The Case For Thomas Vanek


I’m not in denial. I know it’s very unlikely that we will ever see Thomas Vanek in a Montreal Canadiens uniform again. I knew this when we traded for him, and I knew this right after Game 6 against the New York Rangers.

Vanek has been the brunt of a lot of frustration from Guy Lafleur to just about any Canadiens fan. He was brought in to score lots of goals and be the difference. For many nights, he was the difference. However, I’m willing to argue that Vanek was never given a chance to succeed.

He could have said he was hurt. He didn’t. He said it was a lack of chemistry with his teammates. Before you say how that’s a bad excuse, let’s go back to the Tampa Bay series and a feature that Elliotte Friedman did with what was then the Canadiens best line.

At the beginning of the video, David Desharnais and Max Pacioretty say how it took time to adjust to Thomas Vanek.

In Game 3 of the Boston series, Therrien surprised everyone by putting Vanek with Tomas Plekanec. It resulted in a great pass and a goal. After that, it fizzled until Vanek came back to life in Game 6 of the Rangers series but couldn’t beat Henrik Lundqvist.

So, if it takes Vanek time to get to play with teammates, and in the playoffs when you have no time it might not be the best idea to shake things up.

Now, I’m not blaming Michel Therrien. That move might have gotten them to win the Boston series. That’s a coach’s job.

Pacioretty, Desharnais and Vanek weren’t playing well. With Brendan Gallagher, they played better. It’s not out of the question to think that they would have gotten better with Vanek as well. But you wait and you risk losing the Boston series.

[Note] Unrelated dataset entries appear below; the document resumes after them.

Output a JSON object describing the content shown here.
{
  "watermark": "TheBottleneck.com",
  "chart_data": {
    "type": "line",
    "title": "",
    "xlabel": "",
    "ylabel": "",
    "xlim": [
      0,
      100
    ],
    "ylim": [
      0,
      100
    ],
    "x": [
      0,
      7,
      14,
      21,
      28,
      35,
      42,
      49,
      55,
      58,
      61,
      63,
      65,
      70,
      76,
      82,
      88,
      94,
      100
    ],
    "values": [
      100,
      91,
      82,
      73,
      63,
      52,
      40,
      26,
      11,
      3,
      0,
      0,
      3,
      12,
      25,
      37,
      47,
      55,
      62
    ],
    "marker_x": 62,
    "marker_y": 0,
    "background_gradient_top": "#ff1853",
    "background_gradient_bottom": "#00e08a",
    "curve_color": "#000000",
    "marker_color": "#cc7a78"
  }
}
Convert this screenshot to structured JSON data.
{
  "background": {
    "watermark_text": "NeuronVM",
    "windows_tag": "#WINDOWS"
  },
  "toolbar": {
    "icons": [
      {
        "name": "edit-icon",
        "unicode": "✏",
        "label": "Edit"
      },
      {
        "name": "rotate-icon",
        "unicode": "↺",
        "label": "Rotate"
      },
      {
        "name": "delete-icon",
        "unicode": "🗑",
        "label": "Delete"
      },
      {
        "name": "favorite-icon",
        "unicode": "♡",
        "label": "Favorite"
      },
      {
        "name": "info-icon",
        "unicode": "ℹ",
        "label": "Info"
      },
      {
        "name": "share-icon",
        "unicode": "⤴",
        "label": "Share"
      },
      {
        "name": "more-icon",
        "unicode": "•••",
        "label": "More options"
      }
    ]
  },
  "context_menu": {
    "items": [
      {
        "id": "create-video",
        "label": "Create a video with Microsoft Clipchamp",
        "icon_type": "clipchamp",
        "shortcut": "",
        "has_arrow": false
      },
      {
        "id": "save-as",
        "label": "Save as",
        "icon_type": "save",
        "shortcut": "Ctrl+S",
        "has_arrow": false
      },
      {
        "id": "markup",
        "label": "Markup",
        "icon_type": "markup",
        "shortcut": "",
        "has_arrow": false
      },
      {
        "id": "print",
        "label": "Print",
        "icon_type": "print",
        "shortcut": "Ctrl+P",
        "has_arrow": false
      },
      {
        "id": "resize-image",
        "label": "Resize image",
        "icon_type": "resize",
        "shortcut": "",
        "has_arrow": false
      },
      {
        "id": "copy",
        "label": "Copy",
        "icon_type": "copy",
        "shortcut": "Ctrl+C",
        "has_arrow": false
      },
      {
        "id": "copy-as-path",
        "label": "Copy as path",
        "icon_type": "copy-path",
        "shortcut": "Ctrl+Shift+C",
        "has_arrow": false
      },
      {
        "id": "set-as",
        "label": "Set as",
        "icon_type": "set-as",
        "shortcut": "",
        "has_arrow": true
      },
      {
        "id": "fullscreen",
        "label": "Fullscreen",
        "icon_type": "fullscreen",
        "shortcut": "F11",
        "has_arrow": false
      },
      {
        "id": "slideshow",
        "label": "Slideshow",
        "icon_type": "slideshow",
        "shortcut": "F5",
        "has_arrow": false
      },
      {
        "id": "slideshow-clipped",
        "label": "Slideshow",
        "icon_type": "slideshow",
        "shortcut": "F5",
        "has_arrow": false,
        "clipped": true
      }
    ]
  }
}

It’s a situation that couldn’t have ended well no matter what – unless Vanek started working out. I would have liked to see him with Lars Eller, but the way that line was going you can’t really make a change there either.

Vanek was great at times with Montreal. The plays he would make showed that he knows what to do with it. However, whether it was nicks and fatigue, chemistry, or just an attitude issue it didn’t work out. He is still a good player and will still be a good scorer over the next few seasons.

But realistically, if you’re going to be a championship team in a salary cap world, a $7 million per year winger better be able to play no matter who his center is. Thomas Vanek was the right idea and the right move for the Canadiens. Thomas Vanek wasn’t the right player for the Canadiens.